From Dr. Jane's Notebook

The Changing Nature of Parent-Child Relationships

The fine art of parenting requires that we play many roles in the lives of our children. As parents, we are called upon to be responsible, set limits, give good advice, and be sensitive to the needs of our children. However, because children are in a continuous state of growth and change, long-term success as a parent requires that parents also undergo a process of continuous learning and change so that our parental skills do not become obsolete.

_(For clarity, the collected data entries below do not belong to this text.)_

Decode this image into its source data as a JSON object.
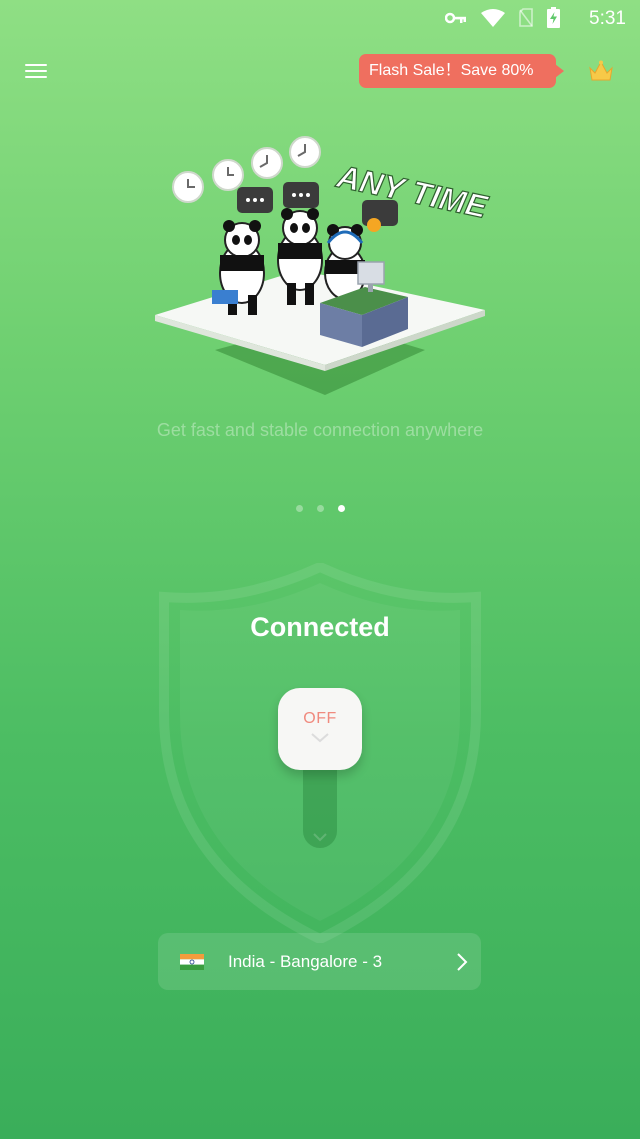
{
  "status_bar": {
    "time": "5:31",
    "icons": [
      "vpn-key-icon",
      "wifi-icon",
      "no-sim-icon",
      "battery-charging-icon"
    ]
  },
  "header": {
    "menu_icon": "hamburger-menu-icon",
    "promo_label": "Flash Sale！Save 80%",
    "promo_color": "#ef6f5f",
    "vip_icon": "crown-icon"
  },
  "carousel": {
    "illustration_text": "ANY TIME",
    "tagline": "Get fast and stable connection anywhere",
    "page_count": 3,
    "active_page": 3
  },
  "connection": {
    "status": "Connected",
    "toggle_label": "OFF",
    "toggle_label_color": "#f08a7e"
  },
  "server": {
    "flag_icon": "india-flag-icon",
    "name": "India - Bangalore - 3",
    "chevron_icon": "chevron-right-icon"
  },
  "colors": {
    "background_top": "#8fdf84",
    "background_bottom": "#3aae5a"
  }
}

I learned a great deal about the fine art of parenting when my kids were small and it was time to teach them to swim. Three years apart in age, they were taught to swim according to two very different schools of thought. My daughter was part of a brief trend that taught parents to submerge their children under water, and then convince the child that this was fun. As a result, it took four years for my daughter to overcome her fear of drowning. My son, however, was taught according to a method which encouraged him first to get comfortable in the water, and then to get comfortable under the water, at his own pace. As a result, he never felt forced and was never encumbered by fear when swimming.

As parents, it is our responsibility to see that our children have a variety of learning experiences. Some will be easy; others will be quite difficult. Parents can best help their children by simply standing behind them. We can’t live their lives for them, but we can watch our children from the side lines. Most importantly, our children need to know that we are cheering for, and not against them.